A calculus problem by Rocco Dalto

$\dfrac{dy}{dx} = \dfrac{x + \alpha y}{\alpha x - y}.$ $$

Converting to polar coordinates, let $x = r cos\theta, y = r sin\theta$ $(1): \: x^2 + y^2 = r^2, (2) \: \theta = \arctan(\dfrac{y}{x})$ $$

Taking the derivatives with respect to $x$ of $(1)$ and $(2)$ we obtain: $$

$r \dfrac{dr}{dx} = x + y \dfrac{dy}{dx}$ $r^2 \dfrac{d\theta}{dx} = x \dfrac{dy}{dx} - y$
$\implies$ $\dfrac{1}{r} \dfrac{dr}{d\theta} =\dfrac{\alpha x^2- xy + xy + \alpha y^2}{x^2 + \alpha xy - \alpha xy + y^2} = \alpha \implies$ $$

$\dfrac{dr}{d\theta} = \alpha r \implies \ln(r) = \alpha \theta + K \implies$ $$

$r(\theta) = C e^{\alpha \theta}$ , $r(0) = 1 \implies r(\theta) = e^{\alpha \theta}.$ $$

So, we have a spiral, and since $\alpha > 0$ , it spirals outward in a counter close-wise direction.

To obtain the arc length of $r(\theta)$ on ( $0 <= \theta <= \dfrac{\ln(\alpha)}{\alpha})$ we note that: $$

$\vec{r(t)} = r \vec{i_{r}},$ where the unit vector $\vec{i_{r}} = cos(\theta(t)) \vec{i} + sin(\theta(t)) \vec{j} \implies \vec{i_{r}'} = (-sin(\theta(t)) \vec{i} + cos(\theta(t)) \vec{j}) \dfrac{d\theta}{dt} = \dfrac{d\theta}{dt} \vec{i_\theta}$ $$ and the dot product of the unit vectors $\vec{i_{r}} \cdot \vec{i_\theta} = 0,$ so that $\vec{i_{r}}$ and $\vec{i_\theta}$ are perpendicular vectors.

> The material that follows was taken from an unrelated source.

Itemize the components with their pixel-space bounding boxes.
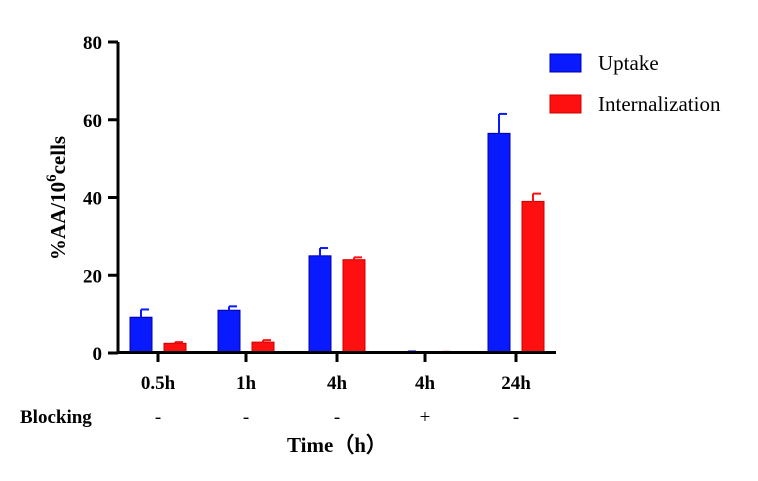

$\dfrac{d\vec{r}}{dt} = r(t) \vec{i_{r}'} + \vec{i_{r}} \dfrac{dr}{dt} \implies$ $\dfrac{d\vec{r}}{dt} = \dfrac{dr}{dt} \vec{i_{r}}+ r(t) \dfrac{d\theta}{dt} \vec{i_{\theta}}$

$\implies \vert\dfrac{d\vec{r}}{dt}\vert = \sqrt{(\dfrac{dr}{dt})^2 + r^2(t) (\dfrac{d\theta}{dt})^2} \implies$

Arc length $L = \int_{t_{1}}^{t_{2}} \vert\dfrac{d\vec{r}}{dt}\vert \: dt =$ $\int_{0}^{\dfrac{\ln(\alpha)}{\alpha}} \sqrt{r^2 + (\dfrac{dr}{d\theta})^2} \: d\theta =$ $$ $\sqrt{1 + \alpha^2} \int_{0}^{\dfrac{\ln(\alpha)}{\alpha}} e^{\alpha \theta} \ d\theta =$ $$

$\dfrac{\sqrt{1 + \alpha^2}}{\alpha} \: e^{\alpha \theta} |_{0}^{\dfrac{\ln(\alpha)}{\alpha}} =$ $\dfrac{\sqrt{1 + \alpha^2}}{\alpha} (\alpha - 1) = \dfrac{\sqrt{1 + \alpha^2}}{\alpha} \implies$ $$

$\dfrac{\sqrt{1 + \alpha^2}}{\alpha} (\alpha - 2) = 0 \implies \alpha = 2.$

$$

Note: You can get the same result solving the homogeneous differential equation $$

$\dfrac{dy}{dx} = \dfrac{x + \alpha y}{\alpha x - y},$ by making the substitution $z = \dfrac{y}{x}$ which results in $\int \dfrac{\alpha - z}{1 + z^2} \: dz = \int \dfrac{dx}{x}$ $$

Letting $z = tan\theta \implies dz = sec^2\theta \: d\theta \implies$

$\alpha \theta = ln(\dfrac{x}{c \: cos\theta}) = \ln(\dfrac{r}{c}),$ where $z = tan\theta$ and $x = r \cos\theta \implies r = C e^{\alpha \theta}$ , which is the same solution as above.